California Supreme Court,
Civil Litigation
May 1, 2020
Company facing county civil claims not entitled to jury trial, state high court rules
Reversing an appellate court decision, the state Supreme Court ruled Thursday a company accused by four counties of unfair business practices and false advertising is not entitled to a jury trial and must have the case decided by a judge.
Reversing an appellate court decision, the state Supreme Court ruled Thursday a company accused by four counties of unfair business practices and false advertising is not entitled to a jury trial and must have the case decided by a judge.
High court justices concluded the lawsuit against a debt repayment service company seeking injunctive relief and civil damages "are equitable in nature and are properly tried by the court rather than a jury," Chief Justice Tani G. Cantil-Sakauye wrote for the court. Nationwide Biweekly Administration Inc. et al. v. Superior Court of Alameda County et al., 2020 DJDAR 4019 (State Supreme Court, filed July 18, 2018).
She wrote the "gist" of the state statutes is equitable even though Alameda, Monterey, Marin and Kern counties are also seeking damages. James R. Saywell, an attorney with Jones Day who represented Nationwide Biweekly Administration during oral arguments, cited those possible penalties to say during oral arguments the company is entitled to a jury trial.
Cantil-Sakauye rejected the 1st District Court of Appeal's reliance on a 1987 U.S. Supreme Court decision, which reversed a judge's decision to impose civil penalties on a developer who violated the federal Clean Water Act because that violated his rights under the Seventh Amendment to the U.S. Constitution. Tull v.
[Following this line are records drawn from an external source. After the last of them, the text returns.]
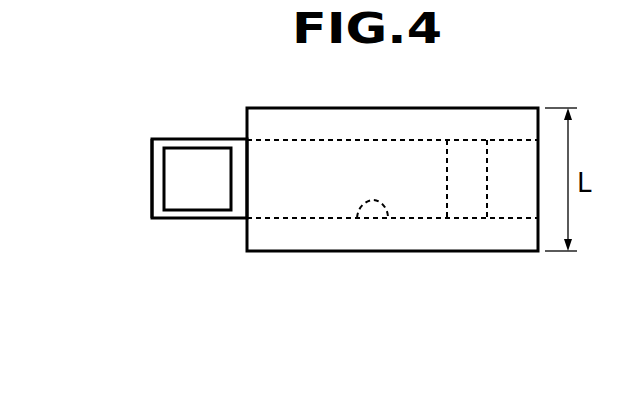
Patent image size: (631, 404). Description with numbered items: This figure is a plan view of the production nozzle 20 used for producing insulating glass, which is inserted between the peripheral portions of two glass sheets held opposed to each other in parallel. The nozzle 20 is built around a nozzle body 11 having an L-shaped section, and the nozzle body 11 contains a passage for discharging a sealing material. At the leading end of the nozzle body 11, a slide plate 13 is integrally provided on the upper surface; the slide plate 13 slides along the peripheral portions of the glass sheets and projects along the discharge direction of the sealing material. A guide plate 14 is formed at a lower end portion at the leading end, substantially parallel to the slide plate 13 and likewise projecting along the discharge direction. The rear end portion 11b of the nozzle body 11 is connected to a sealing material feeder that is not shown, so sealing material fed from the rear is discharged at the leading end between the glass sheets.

The production nozzle 20 is at (293, 242).
The slide plate 13 is at (438, 243).
The guide plate 14 is at (486, 177).
The nozzle body 11 is at (192, 218).
The rear end portion 11b is at (153, 148).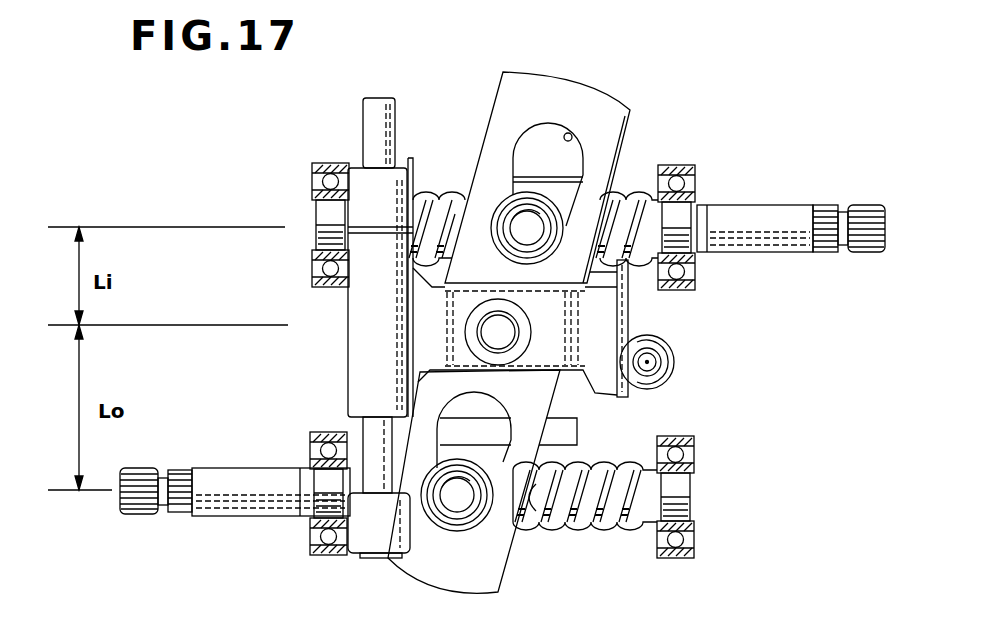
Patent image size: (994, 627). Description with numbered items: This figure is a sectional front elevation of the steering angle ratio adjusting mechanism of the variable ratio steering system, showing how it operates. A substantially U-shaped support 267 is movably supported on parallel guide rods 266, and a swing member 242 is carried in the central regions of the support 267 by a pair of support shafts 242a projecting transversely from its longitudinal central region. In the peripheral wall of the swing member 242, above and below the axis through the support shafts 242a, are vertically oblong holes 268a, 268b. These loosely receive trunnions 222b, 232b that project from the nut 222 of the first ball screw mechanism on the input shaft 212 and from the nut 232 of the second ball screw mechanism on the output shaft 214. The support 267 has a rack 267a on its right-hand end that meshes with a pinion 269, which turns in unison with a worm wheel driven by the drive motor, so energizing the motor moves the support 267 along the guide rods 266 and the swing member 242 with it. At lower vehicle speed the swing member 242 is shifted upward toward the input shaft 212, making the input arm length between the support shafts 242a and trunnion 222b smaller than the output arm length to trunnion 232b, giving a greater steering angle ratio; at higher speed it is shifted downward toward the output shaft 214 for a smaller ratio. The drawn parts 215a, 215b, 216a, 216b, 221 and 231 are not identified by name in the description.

The input shaft 212 is at (783, 210).
The output shaft 214 is at (217, 500).
The bearing 215a is at (310, 162).
The bearing 215b is at (697, 173).
The bearing 216a is at (313, 557).
The bearing 216b is at (693, 553).
The input worm 221 is at (623, 247).
The nut 222 is at (530, 173).
The trunnion 222b is at (492, 212).
The output worm 231 is at (627, 530).
The nut 232 is at (453, 443).
The trunnion 232b is at (457, 498).
The swing member 242 is at (503, 85).
The support shafts 242a is at (500, 335).
The guide rods 266 is at (367, 128).
The support 267 is at (360, 353).
The rack 267a is at (630, 313).
The oblong hole 268a is at (572, 135).
The oblong hole 268b is at (537, 520).
The pinion 269 is at (674, 362).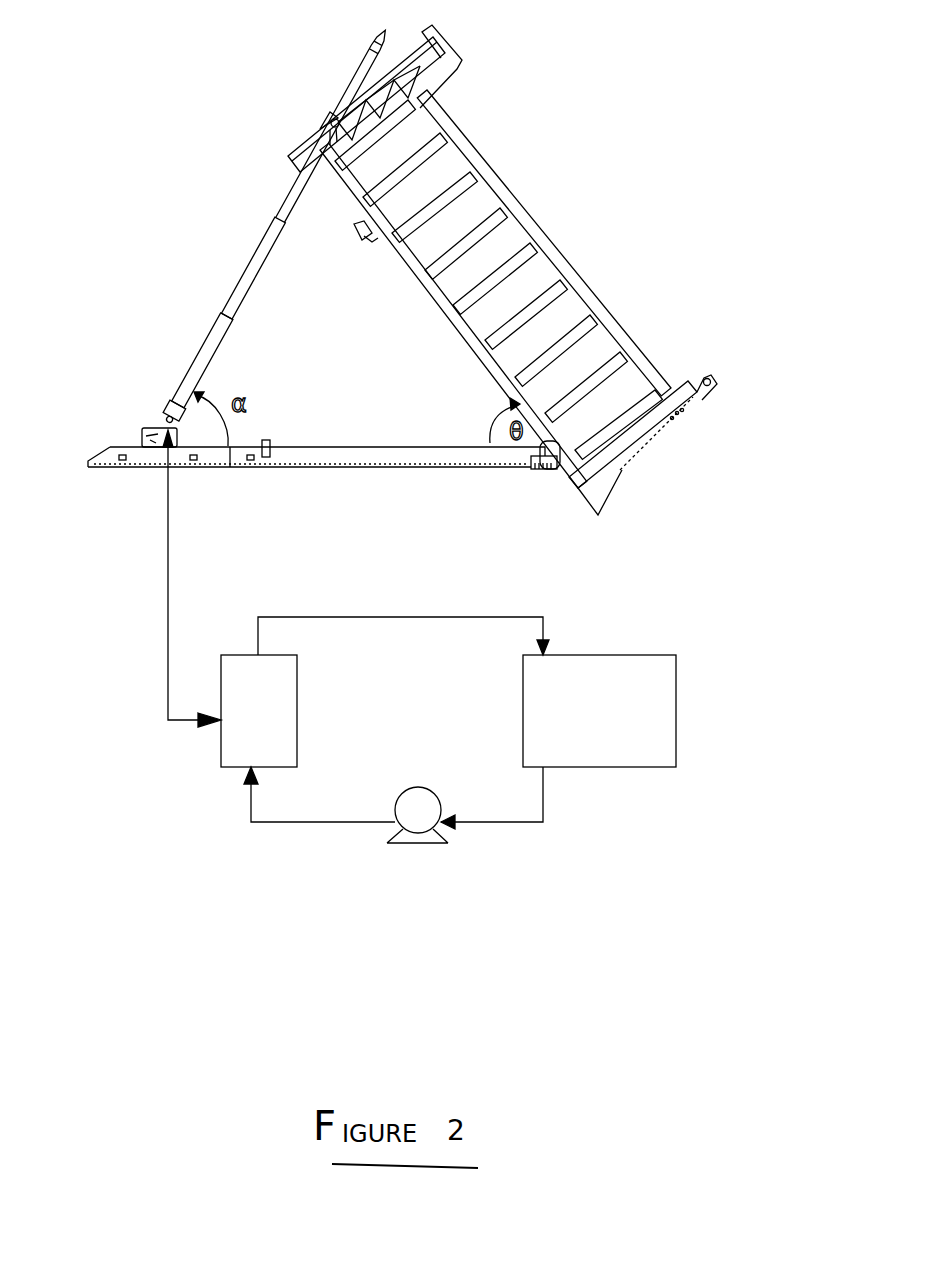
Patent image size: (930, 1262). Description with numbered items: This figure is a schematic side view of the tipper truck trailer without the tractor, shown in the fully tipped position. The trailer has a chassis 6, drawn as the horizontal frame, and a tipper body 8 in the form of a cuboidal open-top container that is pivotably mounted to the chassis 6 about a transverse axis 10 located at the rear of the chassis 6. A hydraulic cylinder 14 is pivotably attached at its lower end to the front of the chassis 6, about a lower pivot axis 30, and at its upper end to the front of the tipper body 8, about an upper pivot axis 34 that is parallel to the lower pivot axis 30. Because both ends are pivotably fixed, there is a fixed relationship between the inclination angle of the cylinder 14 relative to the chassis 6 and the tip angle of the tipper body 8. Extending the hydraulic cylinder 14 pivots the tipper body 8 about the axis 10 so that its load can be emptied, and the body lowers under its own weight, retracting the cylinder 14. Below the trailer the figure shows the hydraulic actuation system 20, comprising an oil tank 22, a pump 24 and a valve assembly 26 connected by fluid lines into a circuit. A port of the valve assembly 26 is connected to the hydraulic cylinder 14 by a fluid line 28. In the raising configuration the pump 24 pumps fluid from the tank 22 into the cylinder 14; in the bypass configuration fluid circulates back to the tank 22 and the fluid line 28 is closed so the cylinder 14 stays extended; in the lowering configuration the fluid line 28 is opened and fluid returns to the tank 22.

The trailer chassis 6 is at (350, 450).
The tipper body 8 is at (547, 226).
The transverse axis 10 is at (560, 455).
The hydraulic cylinder 14 is at (250, 245).
The hydraulic actuation system 20 is at (517, 882).
The oil tank 22 is at (677, 720).
The pump 24 is at (413, 843).
The valve assembly 26 is at (222, 768).
The fluid line 28 is at (168, 607).
The lower pivot axis 30 is at (158, 442).
The upper pivot axis 34 is at (333, 120).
United States, 481 U.S. 412 (1987).
Cantil-Sakauye wrote Tull did not apply to state actions under the California Constitution.
"The federal civil jury trial provision of the Seventh Amendment applies only to civil trials in federal court; federal decisions explicitly hold that the civil jury trial provision of the Seventh Amendment does not apply to state court proceedings," she added.
Justice Leondra R. Kruger, in a concurring opinion joined by Justices Goodwin H. Liu and Mariano-Florentino Cuellar, agreed with the majority's conclusion the counties' action is "predominantly equitable in nature."
Kruger, who most aggressively questioned Matthew L. Beltramo of the Alameda County district attorney's office during oral arguments, agreed with the majority a judge should decide the unfair business practice claims but raised concerns about the false advertising claims.
"At least considered in isolation, then, nothing about the nature of liability determination under the [False Advertising Law] suggests it sits beyond the scope of the jury right," Kruger wrote, expressing concern about the majority's view that it's preferable to have a judge consider such cases -- an argument she said could be made with many civil claims.
But in this case, Kruger concluded, it wouldn't make much difference because the claims are intertwined with the unfair business practices claims.
Saywell declined to comment on the ruling Thursday, including the question of whether the company would appeal the decision to the U.S. Supreme Court in light of the dispute over the Tull ruling.
Teresa M. Drenick of the Alameda County district attorney's office voiced satisfaction with the ruling.
"We are pleased by the decision by the California Supreme Court and believe that it is consistent with the state's consumer protection laws," she said.
Cases cited in the opinion covered a host of court rulings going back centuries, and oral arguments included discussion that went back to the Federalist Papers.
Willis M. Wagner, a Sacramento-based partner with Greenberg Traurig LLP who is not involved in the case, said the ruling's outcome -- if not overturned by the U.S. Supreme Court -- is straightforward in requiring companies accused of unfair business practices and false advertising to face court trials.
But, he said, "it will be interesting to see how the opinion impacts similar statutory enforcement action schemes, like Proposition 65, that have an injunctive and penalty component."
Wagner said Thursday's ruling leaves the door open, albeit "only to a very small degree," for jury trials in cases filed under the Safe Drinking Water and Toxic Enforcement Act of 1986.
Cantil-Sakauye's majority opinion was joined by Justices Ming W. Chin, Carol A. Corrigan and Joshua P. Groban.